One model dominates another when it is not worse on all objectives and better on at least one. For example, for model A to dominate model B, model A must have a −2ll at least as low, the same number or fewer parameters, the same or better quality of the solution etc. and be better on at least one criteria. For one model to dominate another means that, by objective criteria, there is no justification for not preferring that model, it is at least as good in all ways and better in at least one. Because of the tradeoffs between criteria, it is unrealistic to search for dominant models, there will never be a single model that dominates all models in the search space. For example, a model that has a −2ll value lower than all the other models will also not have fewer parameters.

Rather than searching for dominant models, we search for models that are not dominated, that is, there is no model that by objective measures is unquestionably better than this model. There will usually be many such models. A candidate model in which there is no other candidate model that is better or equal in all criteria is called Pareto optimal and the set of Pareto optimal candidates comprise the Pareto optimal set. An advantage of the Pareto optimal set is it allows the user to examine all models that are, by objective criteria, unsurpassed (i.e. non-dominated), and to select from among those on subjective criteria (biological plausibility, diagnostic plots). In PK/PD model building, objectives that can be used in the multi-objective optimization include the nonmem objective function, number of estimated parameters, convergence, covariance, and correlation test results and global adjusted P value from NPDE.

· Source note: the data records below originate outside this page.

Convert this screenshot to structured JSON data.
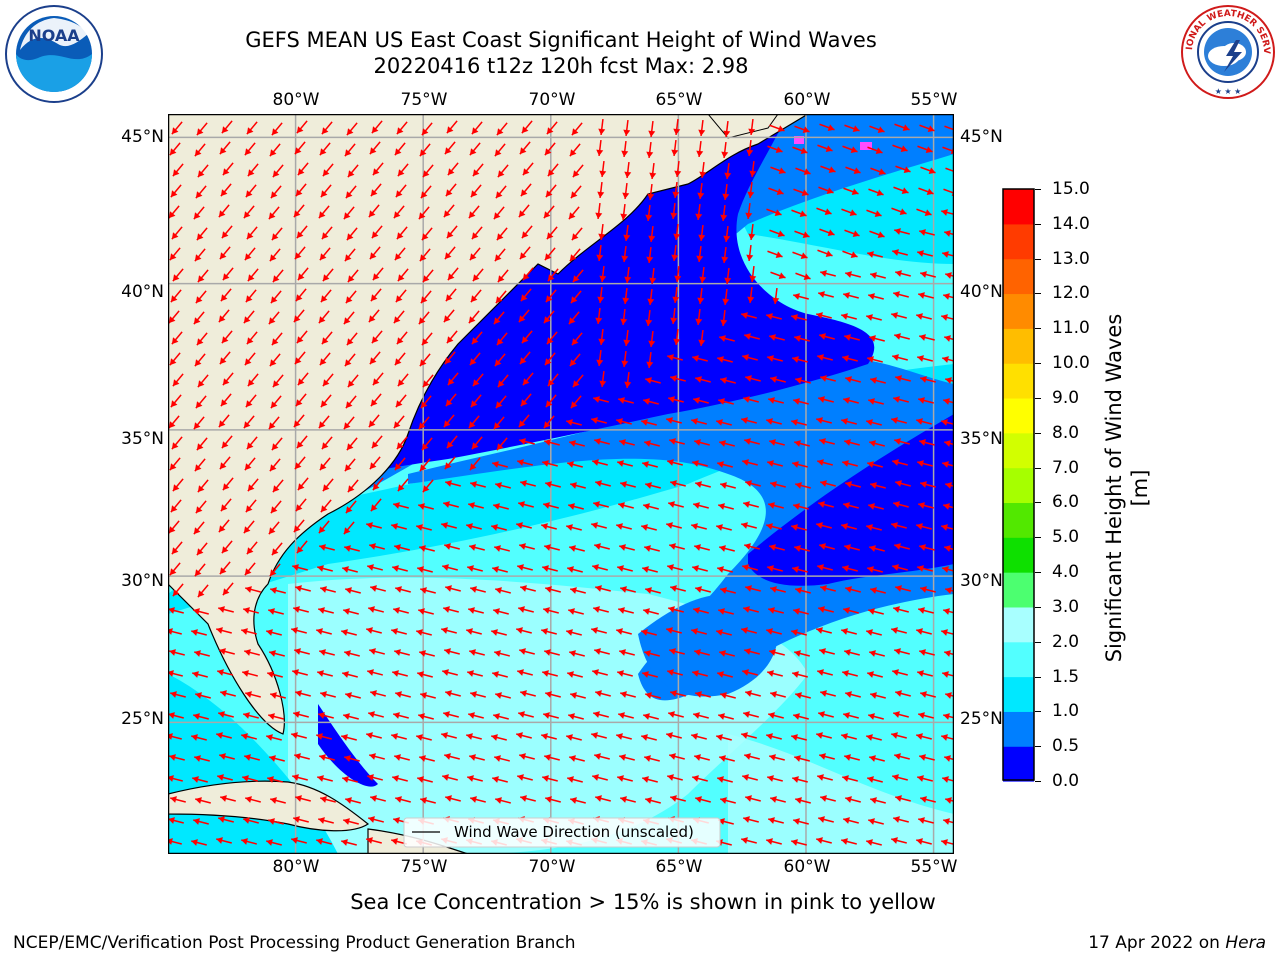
{
  "title": {
    "line1": "GEFS MEAN US East Coast Significant Height of Wind Waves",
    "line2": "20220416 t12z 120h fcst   Max: 2.98"
  },
  "map": {
    "lon_labels": [
      "80°W",
      "75°W",
      "70°W",
      "65°W",
      "60°W",
      "55°W"
    ],
    "lat_labels": [
      "45°N",
      "40°N",
      "35°N",
      "30°N",
      "25°N"
    ],
    "lon_values": [
      -80,
      -75,
      -70,
      -65,
      -60,
      -55
    ],
    "lat_values": [
      45,
      40,
      35,
      30,
      25
    ],
    "lon_range": [
      -85,
      -54.2
    ],
    "lat_range": [
      20.5,
      45.8
    ],
    "legend_label": "Wind Wave Direction (unscaled)",
    "arrow_color": "#ff0000",
    "land_color": "#efedda",
    "grid": true
  },
  "colorbar": {
    "label": "Significant Height of Wind Waves [m]",
    "ticks": [
      "15.0",
      "14.0",
      "13.0",
      "12.0",
      "11.0",
      "10.0",
      "9.0",
      "8.0",
      "7.0",
      "6.0",
      "5.0",
      "4.0",
      "3.0",
      "2.0",
      "1.5",
      "1.0",
      "0.5",
      "0.0"
    ],
    "colors": [
      "#0000ff",
      "#007fff",
      "#00e8ff",
      "#52ffff",
      "#a8ffff",
      "#4cff70",
      "#0ee000",
      "#52e800",
      "#a6ff00",
      "#d2ff00",
      "#ffff00",
      "#ffe000",
      "#ffbd00",
      "#ff8b00",
      "#ff6300",
      "#ff3b00",
      "#ff0000"
    ]
  },
  "sea_ice_note": "Sea Ice Concentration > 15% is shown in pink to yellow",
  "footer": {
    "left": "NCEP/EMC/Verification Post Processing Product Generation Branch",
    "right_date": "17 Apr 2022 on",
    "right_machine": "Hera"
  },
  "logos": {
    "noaa_text": "NOAA",
    "nws_text": "NATIONAL WEATHER SERVICE"
  }
}
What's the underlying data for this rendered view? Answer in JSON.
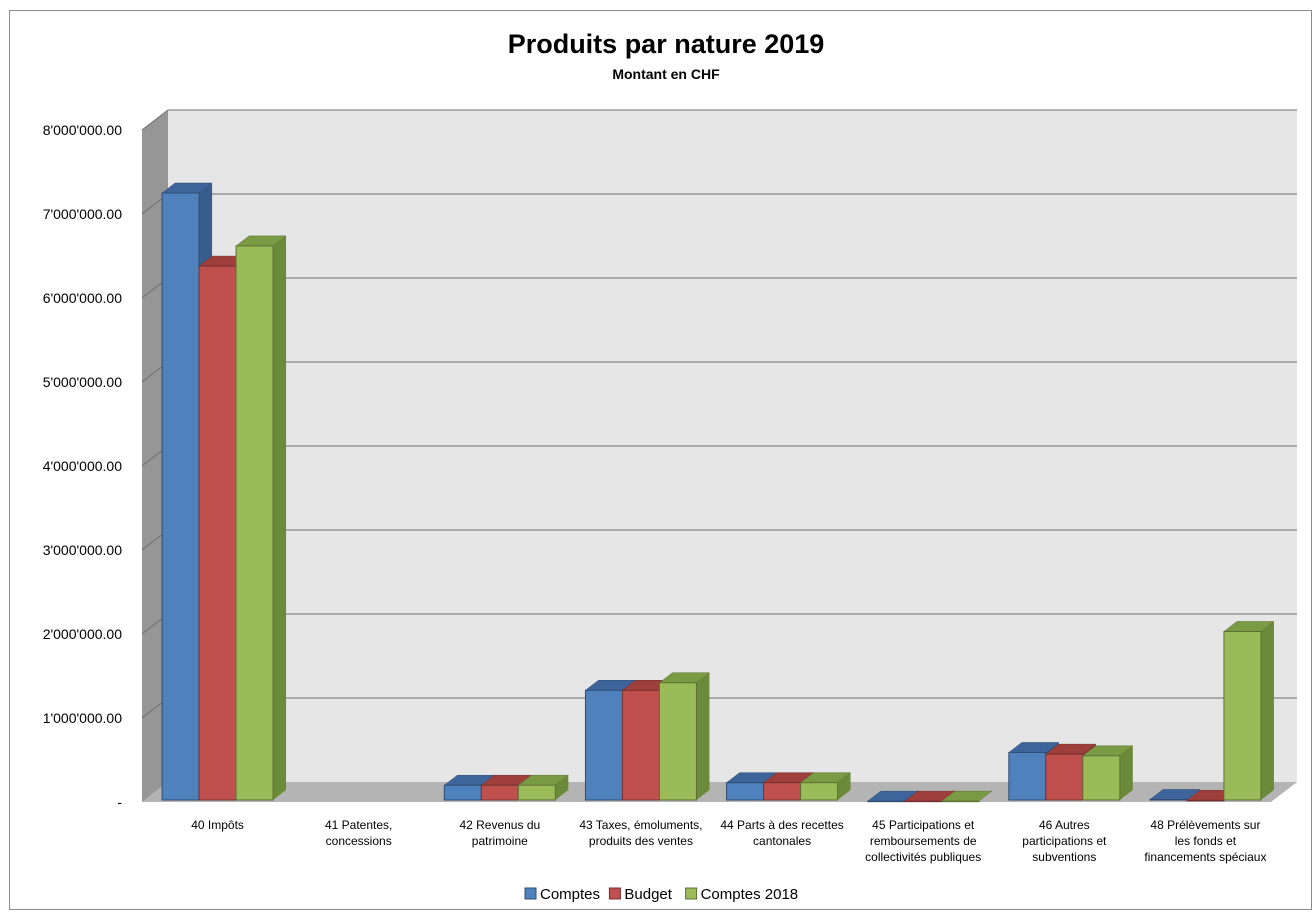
{
  "chart_data": {
    "type": "bar",
    "title": "Produits par nature 2019",
    "subtitle": "Montant en CHF",
    "categories": [
      [
        "40 Impôts"
      ],
      [
        "41 Patentes,",
        "concessions"
      ],
      [
        "42 Revenus du",
        "patrimoine"
      ],
      [
        "43 Taxes, émoluments,",
        "produits des ventes"
      ],
      [
        "44 Parts à des recettes",
        "cantonales"
      ],
      [
        "45 Participations et",
        "remboursements de",
        "collectivités publiques"
      ],
      [
        "46 Autres",
        "participations et",
        "subventions"
      ],
      [
        "48 Prélèvements sur",
        "les fonds et",
        "financements spéciaux"
      ]
    ],
    "series": [
      {
        "name": "Comptes",
        "color": "#4f81bd",
        "side": "#385d8a",
        "top": "#3d659c",
        "values": [
          7250000,
          0,
          200000,
          1330000,
          230000,
          10000,
          590000,
          30000
        ]
      },
      {
        "name": "Budget",
        "color": "#c0504d",
        "side": "#8c3836",
        "top": "#9e3f3c",
        "values": [
          6380000,
          0,
          200000,
          1330000,
          230000,
          10000,
          570000,
          20000
        ]
      },
      {
        "name": "Comptes 2018",
        "color": "#9bbb59",
        "side": "#6b8b3a",
        "top": "#7a9a44",
        "values": [
          6620000,
          0,
          200000,
          1420000,
          230000,
          10000,
          550000,
          2030000
        ]
      }
    ],
    "ylim": [
      0,
      8000000
    ],
    "yticks": [
      "-",
      "1'000'000.00",
      "2'000'000.00",
      "3'000'000.00",
      "4'000'000.00",
      "5'000'000.00",
      "6'000'000.00",
      "7'000'000.00",
      "8'000'000.00"
    ],
    "grid": true,
    "legend": "bottom"
  }
}
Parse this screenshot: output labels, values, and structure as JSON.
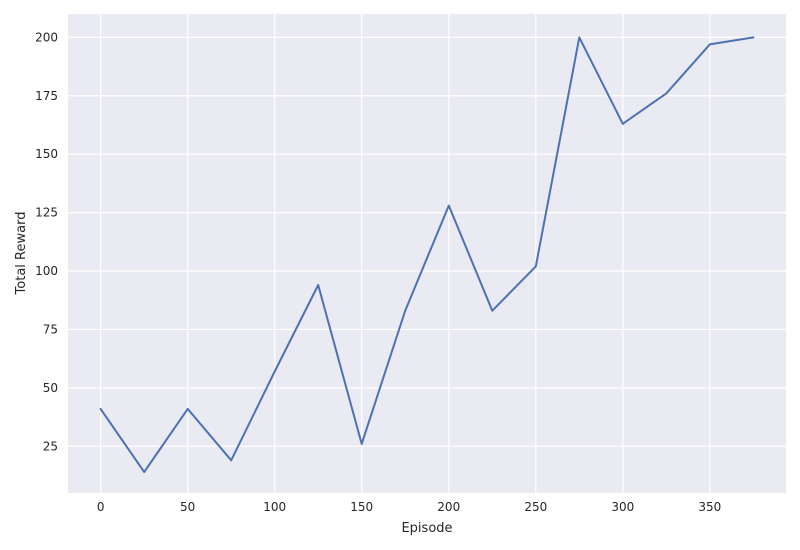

Implementation of multi-objective, hybrid GA

The multi-objective, hybrid GA has been implemented for the building the PK model for three different compounds and the resulting models compared with the single objective, hybrid GA and traditional methods for three compounds in a retrospective crossover study [19]. As with the traditional model building approach and the single objective GA approach, the multi-objective method could vary the ADVAN/TRANS structure of the model, the inclusion of inter-occasion variability and block structure, the inclusion of covariates the functional form and the form of the residual variability. In the multi-objective GA, candidates were evaluated along four dimensions: nonmem objective function, number of estimated parameters, sum of the convergence, covariance step, and correlation test and global adjusted P value from NPDE. For all three compounds, the multi-objective GA found models that passed the convergence, covariance and correlation tests and with equal (1 compound) or lower (2 compounds) nonmem objective function values than with the traditional model building approach. Compared with the single objective, hybrid GA, the multi-objective hybrid GA Pareto optimal candidate with the same number of model parameters had similar nonmem objective function values (within 5 points) for all three compounds.

Finding solutions vs. generating understanding

GAs have been applied to many optimization problems including protein folding [20,21], facial recognition,5 gene expression analysis [22], and integrated circuit design [23]. In pharmacokinetics, GAs are used in complex systems for parameter estimation when greedy algorithms are not sufficiently robust [24]. However, most of these examples are simply search algorithms that are not intended to create understanding. Schmidt & Lipson [25] observed ‘Despite the prevalence of computing power, the process of finding natural laws and their corresponding equations has resisted automation. A key challenge to finding analytic relations automatically is defining algorithmically what makes a correlation in observed data important and insightful’. Schmidt & Lipson went on to describe a paradigm in which natural laws could be discovered with a combination of automated search and human insight. The approach consisted of using multi-objective GA to analyze the motion of several physical systems including a single pendulum, double pendulum and spring mounted single and double masses on an air track. Data were collected on the motion of these systems. Multi-objective genetic programming was then used to assemble equations using only fundamental mathematical symbols (+, –, *, /, cosine, sine, exponentiation) without any human intervention and to find the parameters of these equations. Multi-objective genetic programming was able to find the correct analytic solution, as systems of differential equations in all cases. In the case of the double pendulum (the most complex system), the algorithm found a Pareto set with 10 models that best described the data empirically. These 10 models were then presented to the user to evaluate for theoretical plausibility. The analytically correct equations were found among these 10 models. This approach (human selection and interpretation from among multiple models) has also proven useful in making predictions for weather [26] and has been demonstrated by Chaturvedula et al. for population pharmacokinetic modelling [27].

Mode of use

It is the exception when data analysis alone is able to generate insight about natural processes [28]. The traditional approach to creating understanding is to use theoretical knowledge to create candidate models and then to evaluate and compare how consistent those models are with data. Despite the findings of Schmidt & Lipson [25] in a physics experiment, it is unlikely that understanding and insight can be created from pharmacokinetics data sets without human intervention. The paradigm of humans creating hypotheses based on understanding of pharmacology, then testing those hypotheses with data does not change when moving from a local search algorithm to a global search algorithm.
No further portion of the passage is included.